Vera Rosa e Tânia Monteiro, BRASÍLIA, O Estadao de S.Paulo

17 de janeiro de 2009 | 00h00

Um pacote de emergência para enfrentar a crise financeira e o fim do bloqueio econômico a Cuba são as primeiras providências que o presidente Luiz Inácio Lula da Silva espera do colega americano, Barack Obama, logo após a posse, na terça-feira. Para Lula, Obama herdou um "pepino muito grande" e ainda terá um ano de capital político para queimar depois que assumir a presidência. Em todas as conversas sobre a crise, Lula não se cansa de repetir que agora Obama terá de agir rápido para evitar uma convulsão social. "Por enquanto, a crise é debitada na conta do Bush. Mas depois será na do Obama", disse. Na avaliação do Planalto, o presidente eleito dos EUA já poderia estar liderando o processo de reativação da economia mesmo antes da posse. Lula ficou animado com declarações da futura secretária de Estado americana, Hillary Clinton, indicando que Obama espera trabalhar com o Brasil em "uma nova parceria energética das Américas". O governo brasileiro acha que os EUA têm "jogado na retranca" em relação à questão ambiental, mas ele considera positivos os sinais emitidos por Hillary.
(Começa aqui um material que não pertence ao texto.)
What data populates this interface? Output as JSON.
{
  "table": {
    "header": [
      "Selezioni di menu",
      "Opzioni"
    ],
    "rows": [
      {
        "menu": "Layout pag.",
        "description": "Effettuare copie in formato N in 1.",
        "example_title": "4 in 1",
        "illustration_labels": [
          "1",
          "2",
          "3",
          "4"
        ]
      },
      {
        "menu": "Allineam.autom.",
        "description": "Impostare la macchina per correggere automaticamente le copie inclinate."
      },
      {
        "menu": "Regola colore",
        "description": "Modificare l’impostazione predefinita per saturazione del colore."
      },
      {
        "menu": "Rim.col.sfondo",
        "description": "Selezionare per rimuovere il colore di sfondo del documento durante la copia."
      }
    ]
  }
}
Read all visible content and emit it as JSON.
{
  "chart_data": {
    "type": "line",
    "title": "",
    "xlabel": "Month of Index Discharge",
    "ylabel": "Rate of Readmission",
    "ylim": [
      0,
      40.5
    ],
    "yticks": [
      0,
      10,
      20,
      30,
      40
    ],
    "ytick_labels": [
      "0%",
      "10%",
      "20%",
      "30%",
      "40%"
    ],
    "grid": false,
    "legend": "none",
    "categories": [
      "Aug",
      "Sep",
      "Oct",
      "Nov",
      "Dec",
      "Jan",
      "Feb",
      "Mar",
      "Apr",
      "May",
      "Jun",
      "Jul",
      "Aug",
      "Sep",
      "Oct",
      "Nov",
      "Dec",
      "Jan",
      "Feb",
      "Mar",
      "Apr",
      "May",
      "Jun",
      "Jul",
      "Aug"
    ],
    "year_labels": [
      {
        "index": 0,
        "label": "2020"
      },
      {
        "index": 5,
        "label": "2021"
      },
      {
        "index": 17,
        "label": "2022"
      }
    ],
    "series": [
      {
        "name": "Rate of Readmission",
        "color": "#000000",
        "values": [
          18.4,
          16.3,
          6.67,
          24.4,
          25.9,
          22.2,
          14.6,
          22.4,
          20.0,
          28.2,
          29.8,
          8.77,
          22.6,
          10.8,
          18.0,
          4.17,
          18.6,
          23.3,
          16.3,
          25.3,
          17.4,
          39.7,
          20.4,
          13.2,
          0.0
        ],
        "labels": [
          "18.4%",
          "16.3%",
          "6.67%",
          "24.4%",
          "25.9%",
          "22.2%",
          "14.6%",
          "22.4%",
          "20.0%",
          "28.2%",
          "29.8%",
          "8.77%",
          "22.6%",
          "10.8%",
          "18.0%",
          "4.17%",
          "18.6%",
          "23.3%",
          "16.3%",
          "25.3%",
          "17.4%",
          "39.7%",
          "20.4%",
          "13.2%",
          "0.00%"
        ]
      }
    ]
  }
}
O plano de Lula é fazer os EUA trocarem os bilhões de dólares gastos em subsídio à produção doméstica de etanol de milho pelo etanol de cana-de-açúcar comprado do Brasil.Aos amigos mais próximos, Lula tem dito que acredita na sinceridade de Obama de romper com o unilateralismo e em sua disposição de dialogar até com seus inimigos. O presidente brasileiro argumenta, no entanto, que o maior sinal de mudança dos EUA em relação à América Latina será a suspensão do bloqueio econômico imposto a Cuba. "Não existe mais nenhuma explicação política, sociológica e nenhum analista do mundo ou psicólogo entenderia por que ainda há um bloqueio a Cuba. Será que é vingança?", indagou. Na visão de Lula, Obama não pode olhar para a América Latina como se o continente abrigasse um grupo de esquerdistas e revolucionários que recebem orientação dos irmãos Castro. "Já não existe mais isso na América Latina."